After being stopped, Lamberti initially told officers he was texting while driving and admitted to having two beers at Embassy Suites hotel. He later said he had four beers and then later said he had six, the police report shows. Two tests confirmed his blood-alcohol level was more than twice the legal driving limit.
“I made a stupid mistake,” Lamberti, president of the Iowa Barnstormers arena football franchise, said Saturday. “I deeply regret I made that mistake and almost find it hard to believe that I did. But it was a mistake, and I’m going to take responsibility for it. It shouldn’t have happened, and it will never happen again.”
Police found a cup and bottle in the car with a brownish-colored liquid that smelled of liquor. An unnamed passenger in Lamberti’s truck told police the containers were his but would not tell police what he had mixed in the drink.
Officers found a large bottle of Jack Daniel’s whiskey that was nearly empty inside a white cloth bag that also contained a piece of clothing and several condoms, the police report shows.
Lamberti was also ticketed for texting while driving.
It’s not clear whether Lamberti was really texting or whether he gave the police that story in the hope that they wouldn’t realize he’d been drinking. Iowa’s law against texting while driving went into effect in 2010.
I do not understand why so many Iowa politicians have trouble not driving drunk. Is it that difficult to make sure a friend in your group is safe to drive you home, or to get someone sober to come pick you up? Lamberti is a wealthy man. He could have ordered a cab from the Embassy Suites hotel in downtown Des Moines.
In the past three years alone, three state legislators have been arrested on similar charges: Democratic State Representative Kerry Burt in 2009, Republican State Representative Erik Helland in 2010, and Republican State Representative Greg Forristall in 2011. Other Iowa politicians with drunk-driving arrests in their past include Democratic State Senator Bob Dvorsky and Lieutenant Governor Reynolds, who was arrested twice before she quit drinking.
“First and foremost, I think it’s a tragic thing that’s happened.
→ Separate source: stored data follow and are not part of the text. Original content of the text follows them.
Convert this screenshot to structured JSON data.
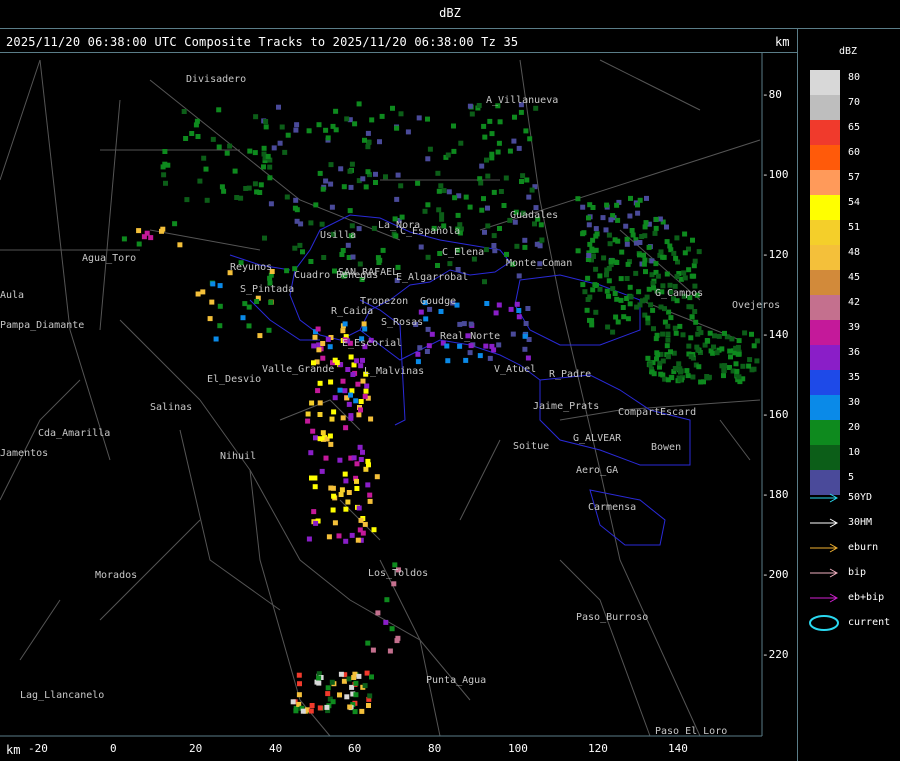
{
  "window": {
    "title": "dBZ"
  },
  "header": {
    "text": "2025/11/20 06:38:00 UTC Composite Tracks to 2025/11/20 06:38:00 Tz 35",
    "km_label": "km"
  },
  "axes": {
    "km_label": "km",
    "x_ticks": [
      "-20",
      "0",
      "20",
      "40",
      "60",
      "80",
      "100",
      "120",
      "140"
    ],
    "y_ticks": [
      "-80",
      "-100",
      "-120",
      "-140",
      "-160",
      "-180",
      "-200",
      "-220"
    ]
  },
  "legend": {
    "title": "dBZ",
    "items": [
      {
        "label": "80",
        "color": "#d8d8d8"
      },
      {
        "label": "70",
        "color": "#bebebe"
      },
      {
        "label": "65",
        "color": "#f03a2c"
      },
      {
        "label": "60",
        "color": "#ff5a0a"
      },
      {
        "label": "57",
        "color": "#ff9a5a"
      },
      {
        "label": "54",
        "color": "#ffff00"
      },
      {
        "label": "51",
        "color": "#f4cf2a"
      },
      {
        "label": "48",
        "color": "#f4c03a"
      },
      {
        "label": "45",
        "color": "#d28a3a"
      },
      {
        "label": "42",
        "color": "#c4708e"
      },
      {
        "label": "39",
        "color": "#c4199a"
      },
      {
        "label": "36",
        "color": "#8a1ec8"
      },
      {
        "label": "35",
        "color": "#1e4ae8"
      },
      {
        "label": "30",
        "color": "#0a8ae8"
      },
      {
        "label": "20",
        "color": "#0e8a1e"
      },
      {
        "label": "10",
        "color": "#0c5e18"
      },
      {
        "label": "5",
        "color": "#4a4a9a"
      }
    ]
  },
  "tracks": [
    {
      "label": "50YD",
      "color": "#2ad8f0"
    },
    {
      "label": "30HM",
      "color": "#ffffff"
    },
    {
      "label": "eburn",
      "color": "#f0b030"
    },
    {
      "label": "bip",
      "color": "#f0b0c0"
    },
    {
      "label": "eb+bip",
      "color": "#d020d0"
    },
    {
      "label": "current",
      "color": "#2ad8f0"
    }
  ],
  "map": {
    "places": [
      {
        "name": "Divisadero"
      },
      {
        "name": "A_Villanueva"
      },
      {
        "name": "Guadales"
      },
      {
        "name": "La_Nora"
      },
      {
        "name": "Usilla"
      },
      {
        "name": "C_Española"
      },
      {
        "name": "C_Elena"
      },
      {
        "name": "Cuadro Benegas"
      },
      {
        "name": "SAN_RAFAEL"
      },
      {
        "name": "E_Algarrobal"
      },
      {
        "name": "Goudge"
      },
      {
        "name": "Tropezon"
      },
      {
        "name": "S_Rosas"
      },
      {
        "name": "R_Caida"
      },
      {
        "name": "Real_Norte"
      },
      {
        "name": "E_Escorial"
      },
      {
        "name": "L_Malvinas"
      },
      {
        "name": "Valle_Grande"
      },
      {
        "name": "El_Desvio"
      },
      {
        "name": "Salinas"
      },
      {
        "name": "Reyunos"
      },
      {
        "name": "S_Pintada"
      },
      {
        "name": "Agua_Toro"
      },
      {
        "name": "Pampa_Diamante"
      },
      {
        "name": "Cda_Amarilla"
      },
      {
        "name": "Nihuil"
      },
      {
        "name": "Soitue"
      },
      {
        "name": "Bowen"
      },
      {
        "name": "Aero_GA"
      },
      {
        "name": "Carmensa"
      },
      {
        "name": "Compart"
      },
      {
        "name": "Escard"
      },
      {
        "name": "V_Atuel"
      },
      {
        "name": "G_Campos"
      },
      {
        "name": "Los_Toldos"
      },
      {
        "name": "Morados"
      },
      {
        "name": "Paso_Burroso"
      },
      {
        "name": "Punta_Agua"
      },
      {
        "name": "Lag_Llancanelo"
      },
      {
        "name": "Paso_El_Loro"
      },
      {
        "name": "Ovejeros"
      },
      {
        "name": "Monte_Coman"
      },
      {
        "name": "Jaime_Prats"
      },
      {
        "name": "G_ALVEAR"
      },
      {
        "name": "R_Padre"
      },
      {
        "name": "Aula"
      },
      {
        "name": "Jamentos"
      }
    ]
  }
}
He’s taken full responsibility for it, which I think it an important first step,” Branstad told reporters. “The decision as to who becomes chair of the commission is really up to the commission itself.” Lamberti is a former state legislator who served a Republican leader in the state senate.
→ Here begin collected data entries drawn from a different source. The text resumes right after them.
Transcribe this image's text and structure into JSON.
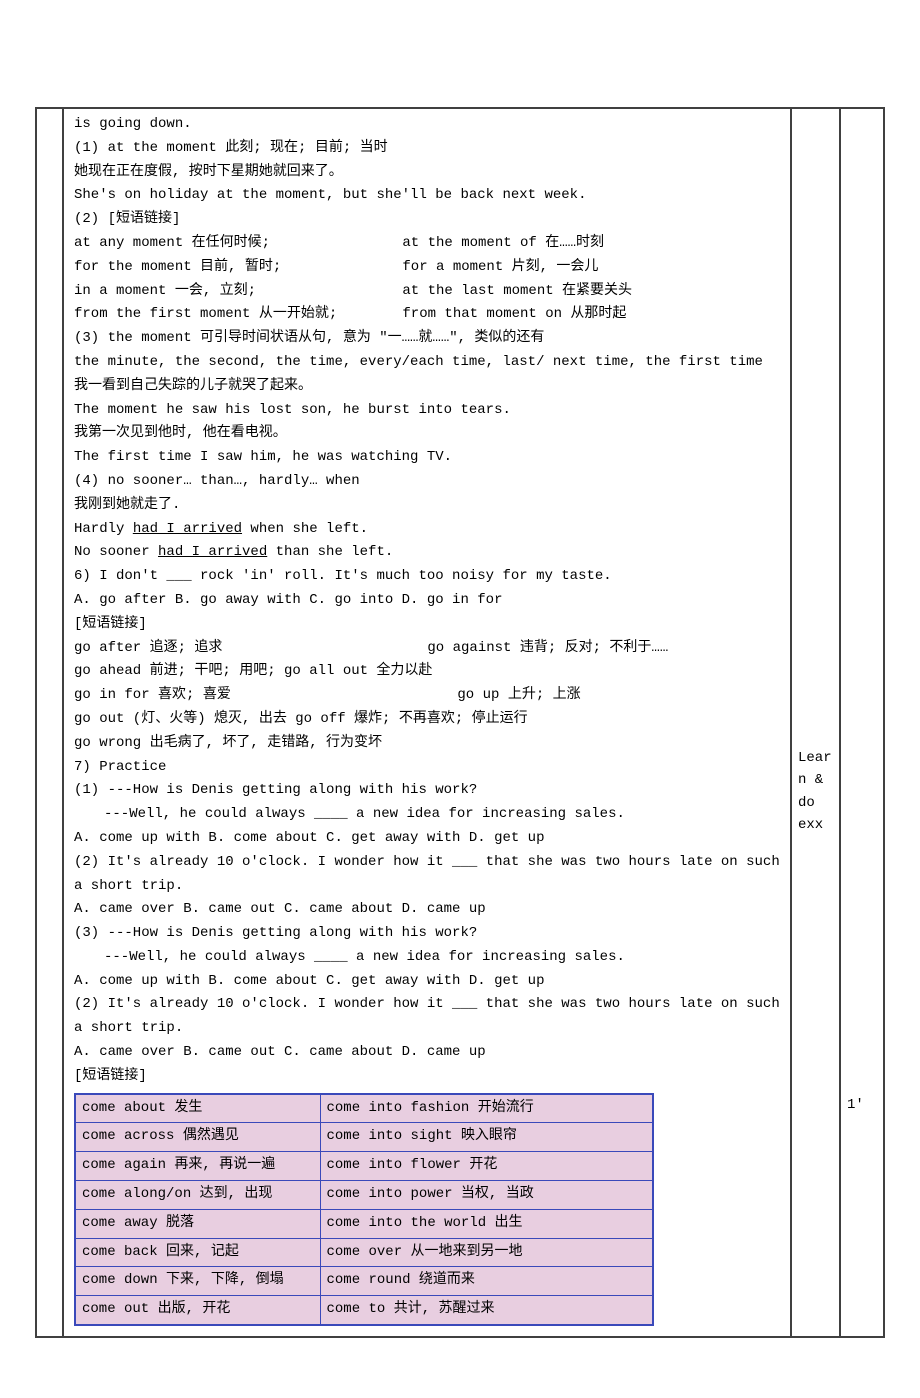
{
  "top": {
    "l1": "is going down.",
    "l2": "(1) at the moment  此刻; 现在; 目前; 当时",
    "l3": "她现在正在度假, 按时下星期她就回来了。",
    "l4": "She's on holiday at the moment, but she'll be back next week.",
    "l5": "(2) [短语链接]"
  },
  "phrases1": {
    "r1a": "at any moment 在任何时候;",
    "r1b": "at the moment of 在……时刻",
    "r2a": "for the moment 目前, 暂时;",
    "r2b": "for a moment 片刻, 一会儿",
    "r3a": "in a moment 一会, 立刻;",
    "r3b": "at the last moment 在紧要关头",
    "r4a": "from the first moment 从一开始就;",
    "r4b": "from that moment on 从那时起"
  },
  "block3": {
    "l1": "(3) the moment 可引导时间状语从句, 意为 \"一……就……\", 类似的还有",
    "l2": " the minute, the second, the time, every/each time, last/ next time, the first time",
    "l3": "我一看到自己失踪的儿子就哭了起来。",
    "l4": "The moment he saw his lost son, he burst into tears.",
    "l5": "我第一次见到他时,  他在看电视。",
    "l6": "The first time I saw him, he was watching TV.",
    "l7": "(4) no sooner… than…, hardly… when",
    "l8": "我刚到她就走了.",
    "l9a": "Hardly ",
    "l9b": "had I arrived",
    "l9c": " when she left.",
    "l10a": "No sooner ",
    "l10b": "had I arrived",
    "l10c": " than she left."
  },
  "block6": {
    "l1": "6) I don't ___ rock  'in'  roll. It's much too noisy for my taste.",
    "l2": "A. go after  B. go away with  C. go into  D. go in for",
    "l3": "[短语链接]"
  },
  "goPhrases": {
    "r1a": "go after 追逐; 追求",
    "r1b": "go against 违背; 反对; 不利于……",
    "r2a": "go ahead 前进; 干吧; 用吧;    go all out 全力以赴",
    "r3a": "go in for 喜欢; 喜爱",
    "r3b": "go up 上升; 上涨",
    "r4": "go out (灯、火等) 熄灭, 出去  go off 爆炸; 不再喜欢; 停止运行",
    "r5": "go wrong 出毛病了, 坏了, 走错路, 行为变坏"
  },
  "practice": {
    "head": "7) Practice",
    "q1a": "(1) ---How is Denis getting along with his work?",
    "q1b": "---Well, he could always ____ a new idea for increasing sales.",
    "q1opts": "A. come up with    B. come about  C. get away with   D. get up",
    "q2a": "(2) It's already 10 o'clock. I wonder how it ___ that she was two hours late on such a short trip.",
    "q2opts": "A. came over    B. came out    C. came about   D. came up",
    "q3a": "(3) ---How is Denis getting along with his work?",
    "q3b": "---Well, he could always ____ a new idea for increasing sales.",
    "q3opts": "A. come up with    B. come about  C. get away with   D. get up",
    "q4a": "(2) It's already 10 o'clock. I wonder how it ___ that she was two hours late on such a short trip.",
    "q4opts": "A. came over    B. came out    C. came about   D. came up",
    "link": "[短语链接]"
  },
  "comeTable": [
    {
      "a": "come about 发生",
      "b": "come into fashion 开始流行"
    },
    {
      "a": "come across 偶然遇见",
      "b": "come into sight 映入眼帘"
    },
    {
      "a": "come again 再来, 再说一遍",
      "b": "come into flower 开花"
    },
    {
      "a": "come along/on 达到, 出现",
      "b": "come into power 当权, 当政"
    },
    {
      "a": "come away 脱落",
      "b": "come into the world 出生"
    },
    {
      "a": "come back 回来, 记起",
      "b": "come over 从一地来到另一地"
    },
    {
      "a": "come down 下来, 下降, 倒塌",
      "b": "come round 绕道而来"
    },
    {
      "a": "come out 出版, 开花",
      "b": "come to 共计, 苏醒过来"
    }
  ],
  "notes": {
    "n1a": "Lear",
    "n1b": "n  &",
    "n1c": "do",
    "n1d": "exx",
    "n2": "1'"
  }
}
He was the GOP’s nominee for congress in 2006 against Democratic Congressman Leonard Boswell of Des Moines. “Jeff has had a long and distinguished career in state government,” Branstad said. “I know that he feels very bad about this terrible mistake that he’s made and he knows that there will be consequences for that and he’s taken full responsibility and I think that’s important and then I think it’s up for the commission to decide who should become chair of the commission.”
Branstad has not yet talked with Lamberti, but plans to hold a “personal” conversation. “I think he needs to take responsibility for this and he has,” Branstad said. “And then I do intend to visit with him and find out if he does intend to continue to serve and then it’s up to the commission to determine if he should be the chair.”
LATE UPDATE: On June 28, Lamberti pleaded guilty. He got a year of probation and a suspended sentence of one year in prison. The judge ordered him to pay a $1,250 fine and take some two-day program for drunken drivers. Branstad has full confidence in someone whose criminal behavior endangered others, yet some guy who stole a pop machine as a teenager during the 1980s was unable to get even his voting rights restored under the system Branstad created by executive order in January 2011.